Le bugie di Alice
by Domenico Raffaele on Aug.28, 2012, under Politica, Società
Il Presidente di Telecom Italia, Franco Bernabè, ha dichiarato che “non è la mancanza di infrastrutture a banda larga il vero problema dell’Italia ma la scarsa propensione dei cittadini, delle imprese e della pubblica amministrazione a sfruttarla”. A rincarare la dose, ha aggiunto che l’innovazione, in ogni caso, nel nostro Paese, non è neppure auspicabile giacché brucerebbe dieci posti di lavoro per ogni posto creato.
Tutto ciò, anziché riflessioni profonde dovrebbe suscitare sonore pernacchie.
Da che mondo è mondo tutte le innovazioni loro applicate hanno modificato i modelli di produzione nel senso della progressiva eliminazione della mano d’opera, ma bruciano posti di lavoro dove si subiscono passivamente, non dove si progettano, questo è il problema.

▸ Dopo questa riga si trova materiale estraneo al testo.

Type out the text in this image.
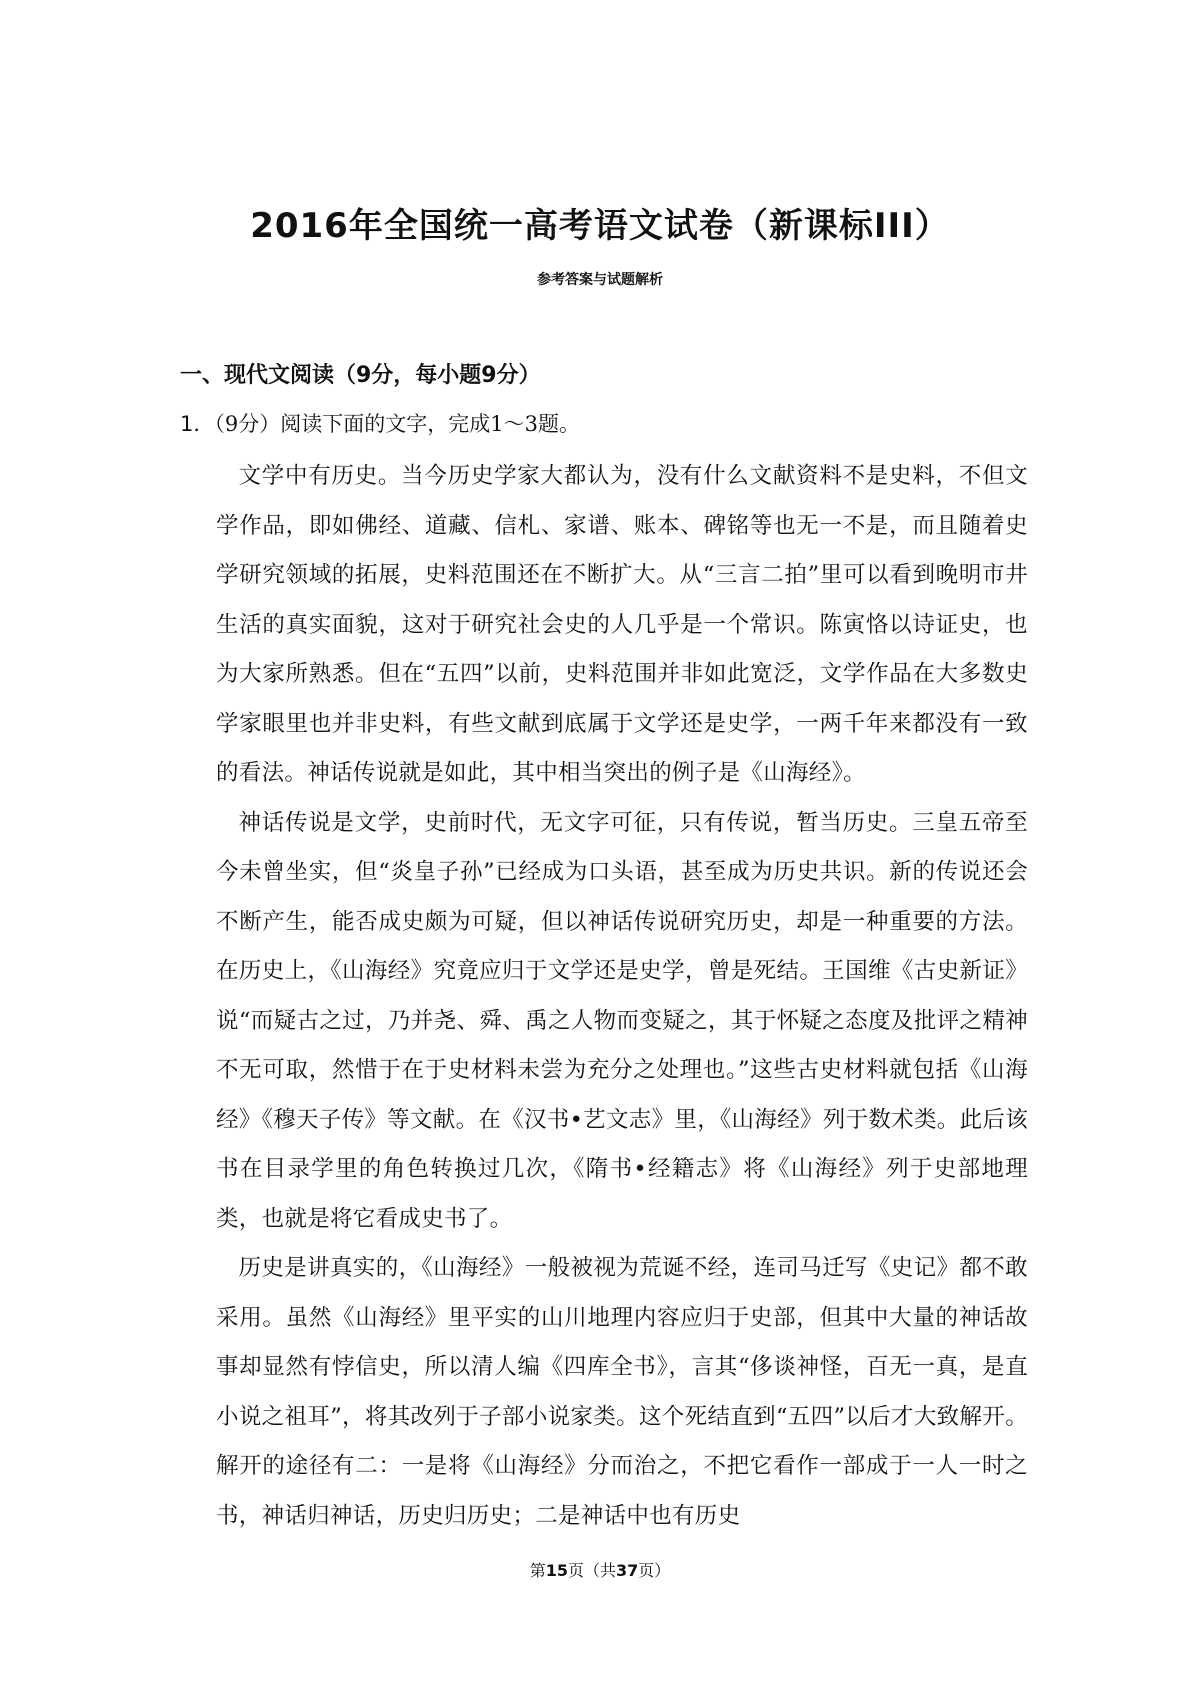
2016年全国统一高考语文试卷（新课标III）
参考答案与试题解析
一、现代文阅读（9分，每小题9分）
1．（9分）阅读下面的文字，完成1～3题。

文学中有历史。当今历史学家大都认为，没有什么文献资料不是史料，不但文学作品，即如佛经、道藏、信札、家谱、账本、碑铭等也无一不是，而且随着史学研究领域的拓展，史料范围还在不断扩大。从“三言二拍”里可以看到晚明市井生活的真实面貌，这对于研究社会史的人几乎是一个常识。陈寅恪以诗证史，也为大家所熟悉。但在“五四”以前，史料范围并非如此宽泛，文学作品在大多数史学家眼里也并非史料，有些文献到底属于文学还是史学，一两千年来都没有一致的看法。神话传说就是如此，其中相当突出的例子是《山海经》。

神话传说是文学，史前时代，无文字可征，只有传说，暂当历史。三皇五帝至今未曾坐实，但“炎皇子孙”已经成为口头语，甚至成为历史共识。新的传说还会不断产生，能否成史颇为可疑，但以神话传说研究历史，却是一种重要的方法。在历史上，《山海经》究竟应归于文学还是史学，曾是死结。王国维《古史新证》说“而疑古之过，乃并尧、舜、禹之人物而变疑之，其于怀疑之态度及批评之精神不无可取，然惜于在于史材料未尝为充分之处理也。”这些古史材料就包括《山海经》《穆天子传》等文献。在《汉书•艺文志》里，《山海经》列于数术类。此后该书在目录学里的角色转换过几次，《隋书•经籍志》将《山海经》列于史部地理类，也就是将它看成史书了。

历史是讲真实的，《山海经》一般被视为荒诞不经，连司马迁写《史记》都不敢采用。虽然《山海经》里平实的山川地理内容应归于史部，但其中大量的神话故事却显然有悖信史，所以清人编《四库全书》，言其“侈谈神怪，百无一真，是直小说之祖耳”，将其改列于子部小说家类。这个死结直到“五四”以后才大致解开。解开的途径有二：一是将《山海经》分而治之，不把它看作一部成于一人一时之书，神话归神话，历史归历史；二是神话中也有历史

第15页（共37页）
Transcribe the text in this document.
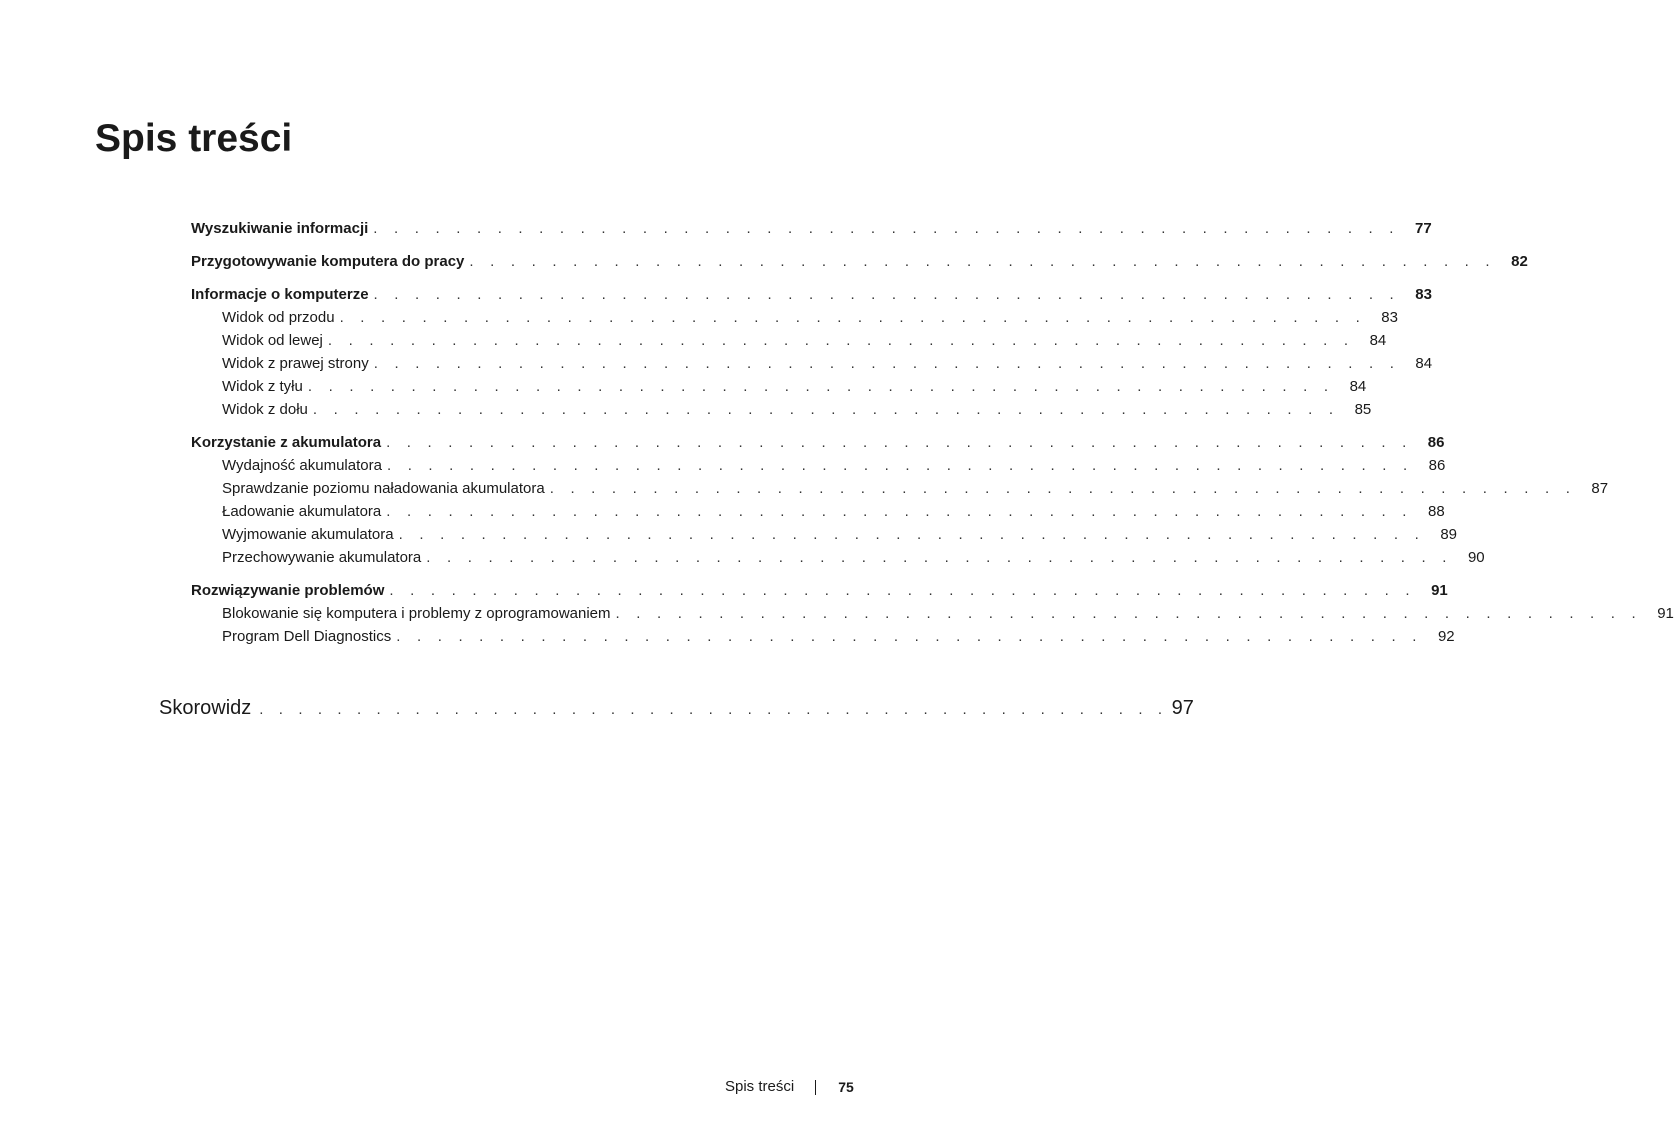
Spis treści
Wyszukiwanie informacji . . . . . . . . . . . . . . . . . . . . . . . . . . . . . . . . . . . . . . . . . . . . . . . . . .	77
Przygotowywanie komputera do pracy . . . . . . . . . . . . . . . . . . . . . . . . . . . . . . . . . . . . . . . . . . . . . . . . . .	82
Informacje o komputerze . . . . . . . . . . . . . . . . . . . . . . . . . . . . . . . . . . . . . . . . . . . . . . . . . .	83
Widok od przodu . . . . . . . . . . . . . . . . . . . . . . . . . . . . . . . . . . . . . . . . . . . . . . . . . .	83
Widok od lewej . . . . . . . . . . . . . . . . . . . . . . . . . . . . . . . . . . . . . . . . . . . . . . . . . .	84
Widok z prawej strony . . . . . . . . . . . . . . . . . . . . . . . . . . . . . . . . . . . . . . . . . . . . . . . . . .	84
Widok z tyłu . . . . . . . . . . . . . . . . . . . . . . . . . . . . . . . . . . . . . . . . . . . . . . . . . .	84
Widok z dołu . . . . . . . . . . . . . . . . . . . . . . . . . . . . . . . . . . . . . . . . . . . . . . . . . .	85
Korzystanie z akumulatora . . . . . . . . . . . . . . . . . . . . . . . . . . . . . . . . . . . . . . . . . . . . . . . . . .	86
Wydajność akumulatora . . . . . . . . . . . . . . . . . . . . . . . . . . . . . . . . . . . . . . . . . . . . . . . . . .	86
Sprawdzanie poziomu naładowania akumulatora . . . . . . . . . . . . . . . . . . . . . . . . . . . . . . . . . . . . . . . . . . . . . . . . . .	87
Ładowanie akumulatora . . . . . . . . . . . . . . . . . . . . . . . . . . . . . . . . . . . . . . . . . . . . . . . . . .	88
Wyjmowanie akumulatora . . . . . . . . . . . . . . . . . . . . . . . . . . . . . . . . . . . . . . . . . . . . . . . . . .	89
Przechowywanie akumulatora . . . . . . . . . . . . . . . . . . . . . . . . . . . . . . . . . . . . . . . . . . . . . . . . . .	90
Rozwiązywanie problemów . . . . . . . . . . . . . . . . . . . . . . . . . . . . . . . . . . . . . . . . . . . . . . . . . .	91
Blokowanie się komputera i problemy z oprogramowaniem . . . . . . . . . . . . . . . . . . . . . . . . . . . . . . . . . . . . . . . . . . . . . . . . . .	91
Program Dell Diagnostics . . . . . . . . . . . . . . . . . . . . . . . . . . . . . . . . . . . . . . . . . . . . . . . . . .	92
Skorowidz . . . . . . . . . . . . . . . . . . . . . . . . . . . . . . . . . . . . . . . . . . . . . . . 97
Spis treści	75
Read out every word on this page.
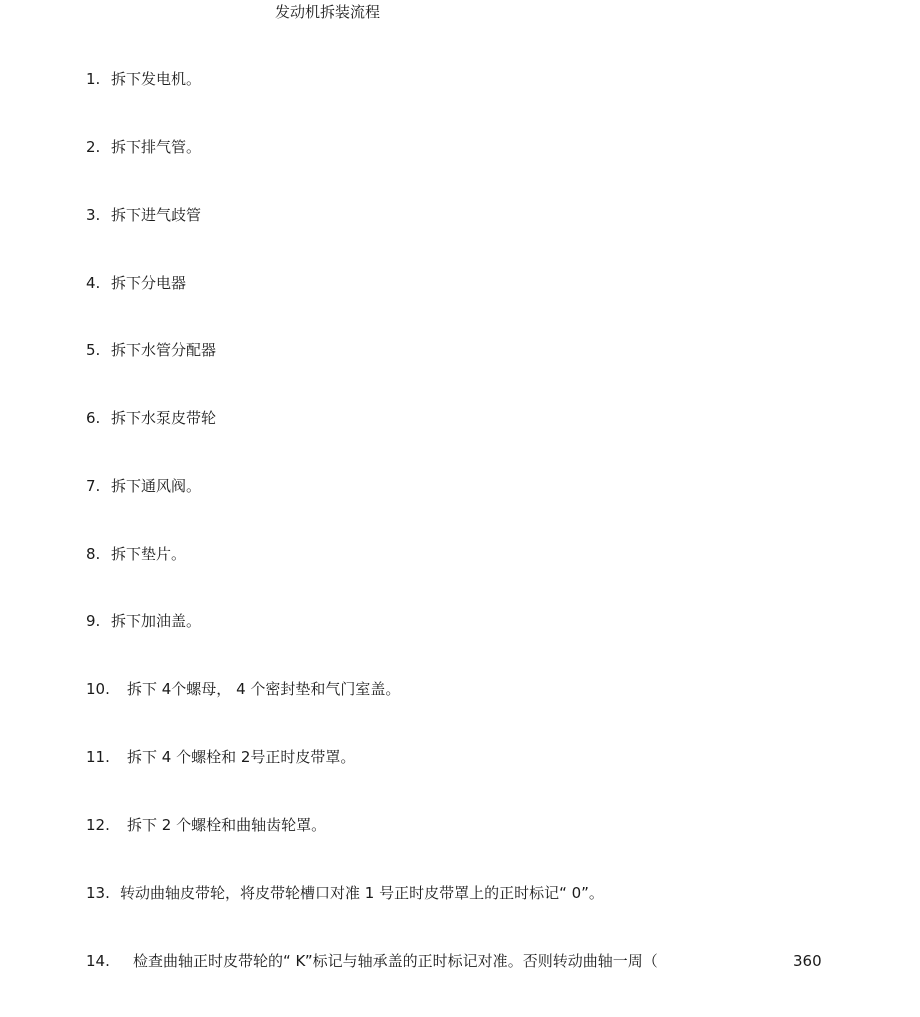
发动机拆装流程
1. 拆下发电机。
2. 拆下排气管。
3. 拆下进气歧管
4. 拆下分电器
5. 拆下水管分配器
6. 拆下水泵皮带轮
7. 拆下通风阀。
8. 拆下垫片。
9. 拆下加油盖。
10. 拆下 4个螺母， 4 个密封垫和气门室盖。
11. 拆下 4 个螺栓和 2号正时皮带罩。
12. 拆下 2 个螺栓和曲轴齿轮罩。
13. 转动曲轴皮带轮，将皮带轮槽口对准 1 号正时皮带罩上的正时标记“ 0”。
14. 检查曲轴正时皮带轮的“ K”标记与轴承盖的正时标记对准。否则转动曲轴一周（	360
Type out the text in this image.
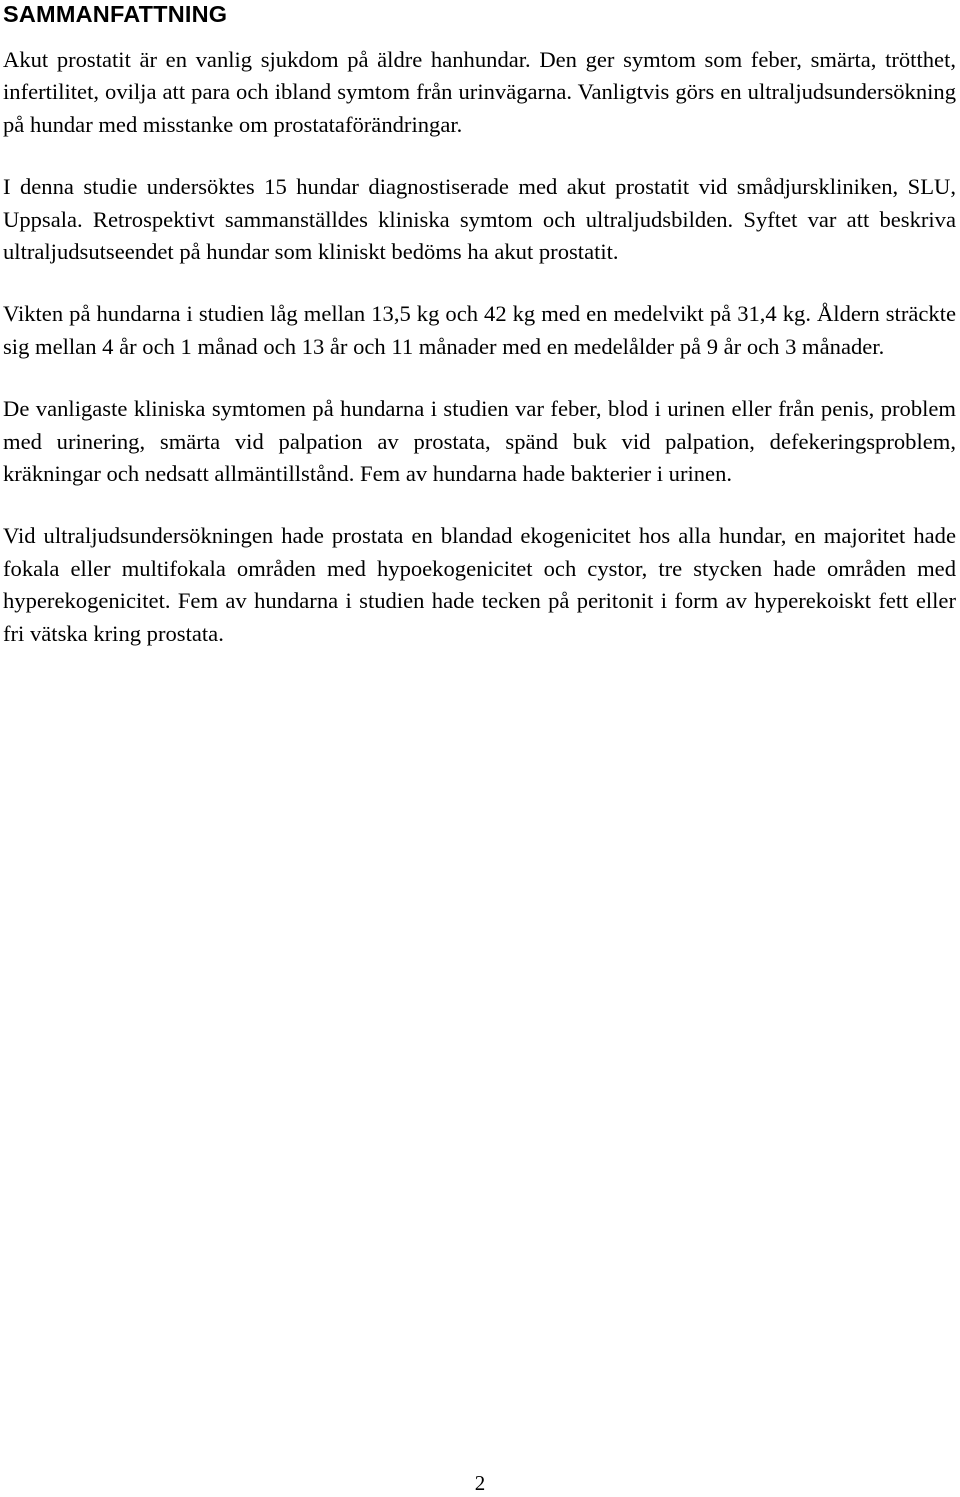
SAMMANFATTNING

Akut prostatit är en vanlig sjukdom på äldre hanhundar. Den ger symtom som feber, smärta, trötthet, infertilitet, ovilja att para och ibland symtom från urinvägarna. Vanligtvis görs en ultraljudsundersökning på hundar med misstanke om prostataförändringar.

I denna studie undersöktes 15 hundar diagnostiserade med akut prostatit vid smådjurskliniken, SLU, Uppsala. Retrospektivt sammanställdes kliniska symtom och ultraljudsbilden. Syftet var att beskriva ultraljudsutseendet på hundar som kliniskt bedöms ha akut prostatit.

Vikten på hundarna i studien låg mellan 13,5 kg och 42 kg med en medelvikt på 31,4 kg. Åldern sträckte sig mellan 4 år och 1 månad och 13 år och 11 månader med en medelålder på 9 år och 3 månader.

De vanligaste kliniska symtomen på hundarna i studien var feber, blod i urinen eller från penis, problem med urinering, smärta vid palpation av prostata, spänd buk vid palpation, defekeringsproblem, kräkningar och nedsatt allmäntillstånd. Fem av hundarna hade bakterier i urinen.

Vid ultraljudsundersökningen hade prostata en blandad ekogenicitet hos alla hundar, en majoritet hade fokala eller multifokala områden med hypoekogenicitet och cystor, tre stycken hade områden med hyperekogenicitet. Fem av hundarna i studien hade tecken på peritonit i form av hyperekoiskt fett eller fri vätska kring prostata.

2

Inoltre una affermazione del genere dovrebbe risultare inaccettabile da chi, rappresentando un monopolista (prima di diritto, ora solo di fatto) delle TLC nazionali, avrebbe avuto il dovere quasi istituzionale di spingere nella direzione dell’innovazione e non l’ha mai fatto, quando non tirava indietro, come ai tempi della semiabortita ISDN.


August 30th, 2012 on 8:33 am
Oltretutto sarei curioso di sapere quali sono questi misteriosi posti di lavoro che andrebbero bruciati per via della banda larga, specie in virtù della altrettanto misteriosa scarsa propensione ad adottarla di cui va parlando quell’uomo ridicolo.